If the Dems keep on about how he deserted the working man with tax cuts for the rich, if the jobs market doesn't pick up, if he doesn't keep his promises in the manufacturing, coal states, then he may lose more. Lets face it, he's easily distracted when he faces criticism.

That's of course if we ignore Muellers inquiry. Somethings going to come out of that and it's going to affect a lot of team trump and the republicans. Enough I suspect to cause them real issues in the midterms. It's looking like they sold their souls for a brief moment of power, no matter what the cost.
It'll also depend on who the Democrats put up against him. He got in partly due to support from (Anyone But Hillary) voters. It can't be one of the same old faces - needs to be a younger, more dynamic candidate with far less baggage.

Funkycoldribena

7,379 posts

155 months

Saturday 6th January 2018
quotequote all
paulguitar said:
I think the whole USA is being humiliated day in day out by having him as president. But if they re-elect him in 2020, frankly they deserve to be ridiculed and laughed at by the rest of the world.
Do you think they care?
I really dont thing Trump will want a second shot and I wasnt sure about him making the full term but if this thread is a mirror image across America he wll make it easily.

rscott

14,802 posts

192 months

Saturday 6th January 2018
quotequote all
AreOut said:
The Hypno-Toad said:
I'm sorry but with this and the other latest tweet, the blokes clearly gone completely hatstand. This needs to end. Now.
why? It's funny as hell smile
It's funny, but what's happening to the agencies responsible for actually running the country isn't. Far too many of them don't have senior personnel, for example.

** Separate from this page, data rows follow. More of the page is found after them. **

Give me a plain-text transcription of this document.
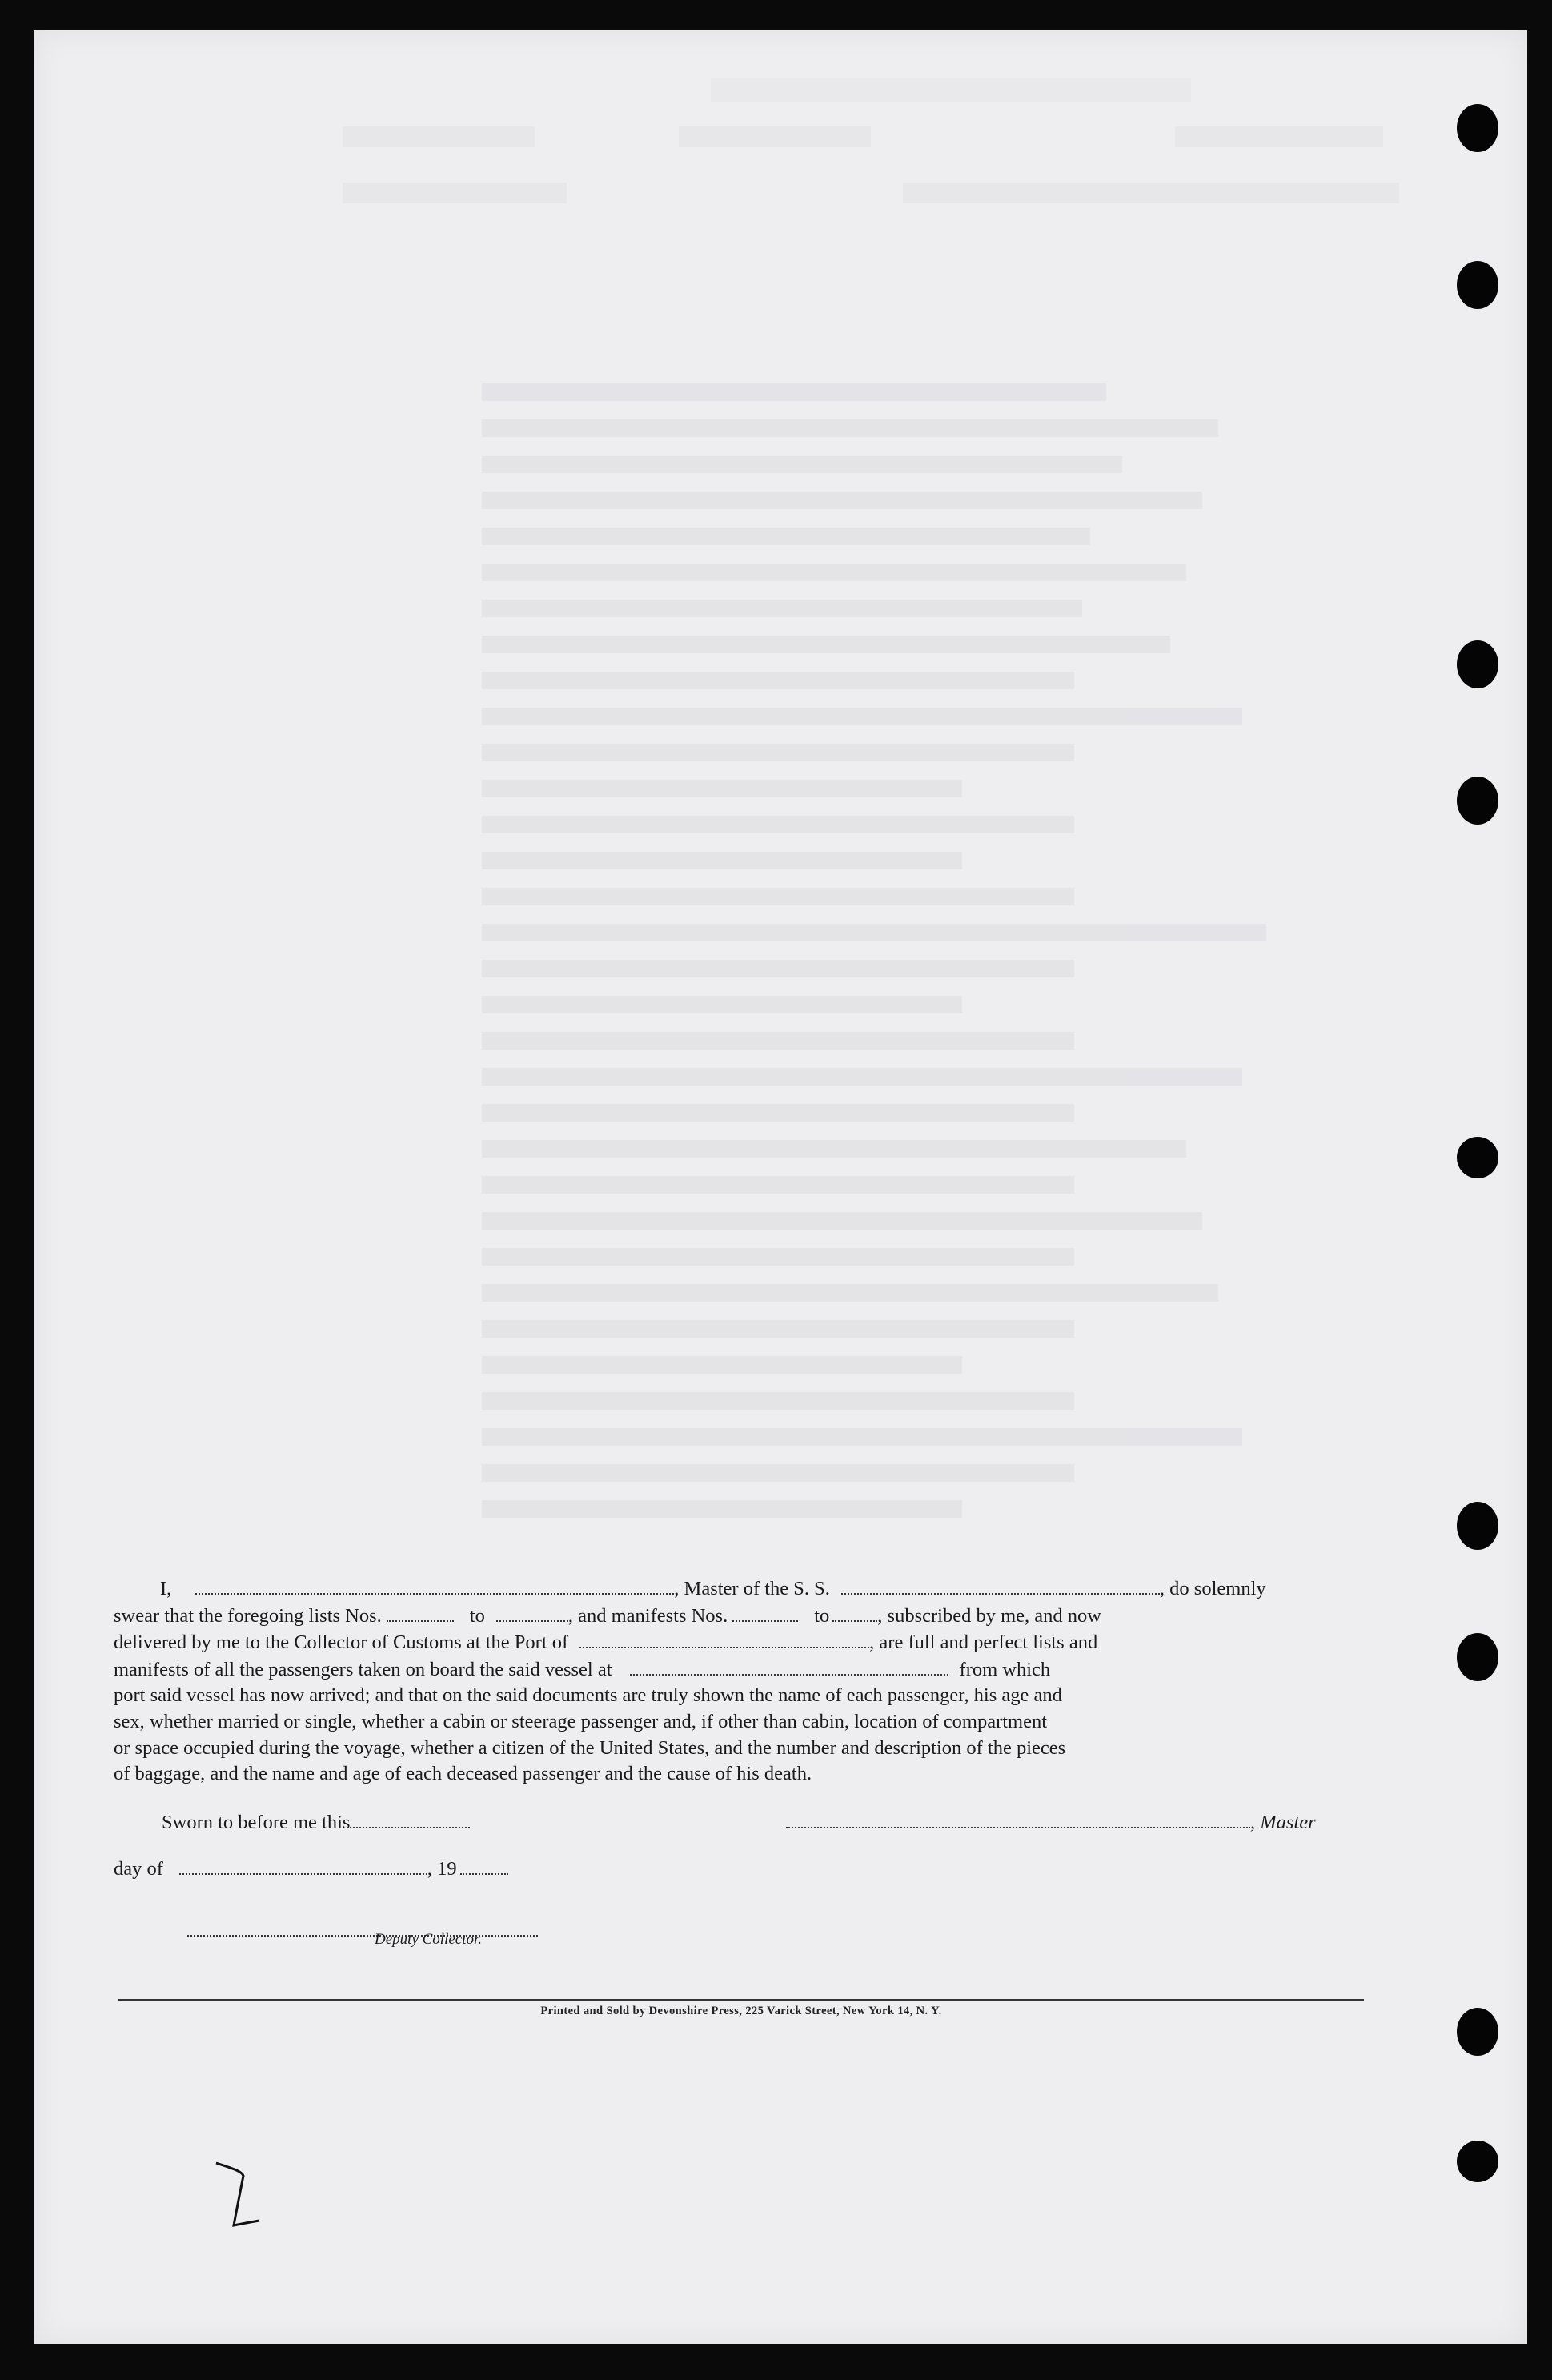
I,	, Master of the S. S.	, do solemnly
swear that the foregoing lists Nos.	to	, and manifests Nos.	to , subscribed by me, and now
delivered by me to the Collector of Customs at the Port of	, are full and perfect lists and
manifests of all the passengers taken on board the said vessel at	from which
port said vessel has now arrived; and that on the said documents are truly shown the name of each passenger, his age and
sex, whether married or single, whether a cabin or steerage passenger and, if other than cabin, location of compartment
or space occupied during the voyage, whether a citizen of the United States, and the number and description of the pieces
of baggage, and the name and age of each deceased passenger and the cause of his death.
Sworn to before me this	, Master
day of	, 19
Deputy Collector.
Printed and Sold by Devonshire Press, 225 Varick Street, New York 14, N. Y.
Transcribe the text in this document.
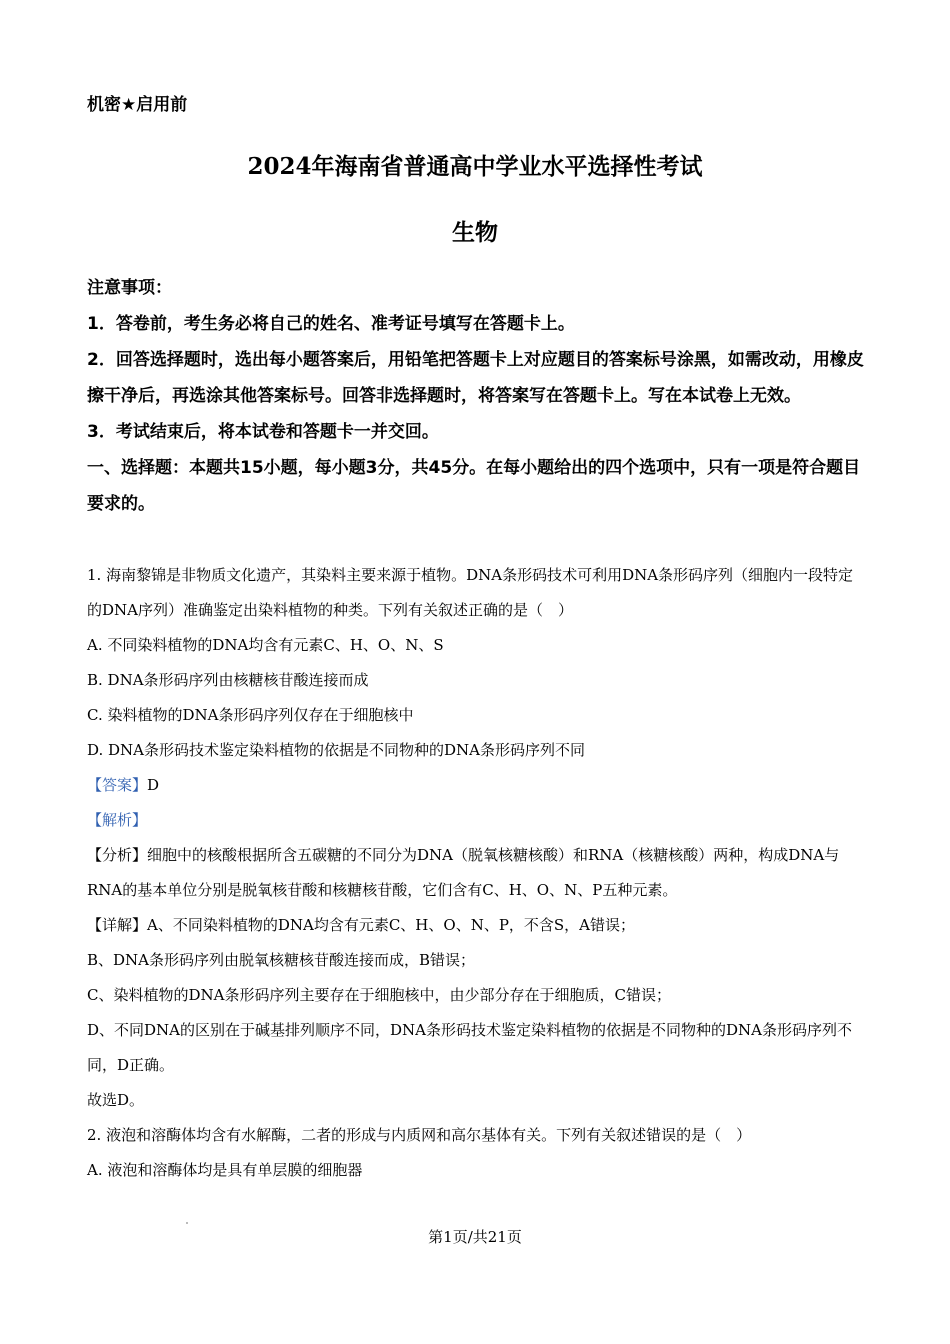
机密★启用前
2024年海南省普通高中学业水平选择性考试
生物

注意事项：

1．答卷前，考生务必将自己的姓名、准考证号填写在答题卡上。

2．回答选择题时，选出每小题答案后，用铅笔把答题卡上对应题目的答案标号涂黑，如需改动，用橡皮擦干净后，再选涂其他答案标号。回答非选择题时，将答案写在答题卡上。写在本试卷上无效。

3．考试结束后，将本试卷和答题卡一并交回。

一、选择题：本题共15小题，每小题3分，共45分。在每小题给出的四个选项中，只有一项是符合题目要求的。

1. 海南黎锦是非物质文化遗产，其染料主要来源于植物。DNA条形码技术可利用DNA条形码序列（细胞内一段特定的DNA序列）准确鉴定出染料植物的种类。下列有关叙述正确的是（　）

A. 不同染料植物的DNA均含有元素C、H、O、N、S

B. DNA条形码序列由核糖核苷酸连接而成

C. 染料植物的DNA条形码序列仅存在于细胞核中

D. DNA条形码技术鉴定染料植物的依据是不同物种的DNA条形码序列不同

【答案】D

【解析】

【分析】细胞中的核酸根据所含五碳糖的不同分为DNA（脱氧核糖核酸）和RNA（核糖核酸）两种，构成DNA与RNA的基本单位分别是脱氧核苷酸和核糖核苷酸，它们含有C、H、O、N、P五种元素。

【详解】A、不同染料植物的DNA均含有元素C、H、O、N、P，不含S，A错误；

B、DNA条形码序列由脱氧核糖核苷酸连接而成，B错误；

C、染料植物的DNA条形码序列主要存在于细胞核中，由少部分存在于细胞质，C错误；

D、不同DNA的区别在于碱基排列顺序不同，DNA条形码技术鉴定染料植物的依据是不同物种的DNA条形码序列不同，D正确。

故选D。

2. 液泡和溶酶体均含有水解酶，二者的形成与内质网和高尔基体有关。下列有关叙述错误的是（　）

A. 液泡和溶酶体均是具有单层膜的细胞器

第1页/共21页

Edited by rscott on Saturday 6th January 17:42

djc206

12,422 posts

126 months

Saturday 6th January 2018
quotequote all
Looket said:
I hate to be the one to interrupt your group therapy session, but for supposedly intelligent chaps you lot seem easily distracted.

While his supporters are laughing at his latest Twitter antics, your camp is lapping it up as gospel in true Machiavellian fashion. Underestimate the man at your own peril.
You seem to think he’s being smart. His actions and words over the last 2 years have demonstrated that the man suffers from a severe personality disorder and a very low level of intelligence. He’s certainly not capably of cunning or humour.

Regardless, to overestimate his intelligence and thereby underestimate his capacity to cause real harm you are the one in a more perilous position. If we are indeed underestimating him at least we won’t be surprised when he does something monumentally stupid to go along with the monumentally stupid things he’s already said.

Funkycoldribena

7,379 posts

155 months

Saturday 6th January 2018
quotequote all
rscott said:
. Fat too many of them.
Cant argue with that.

jmorgan

36,010 posts

285 months

Saturday 6th January 2018
quotequote all
Funkycoldribena said:
Do you think they care?
I really don't thing Trump will want a second shot and I wasnt sure about him making the full term but if this thread is a mirror image across America he wll make it easily.
His ego will not let him think of one, he must out do Obama, or equal.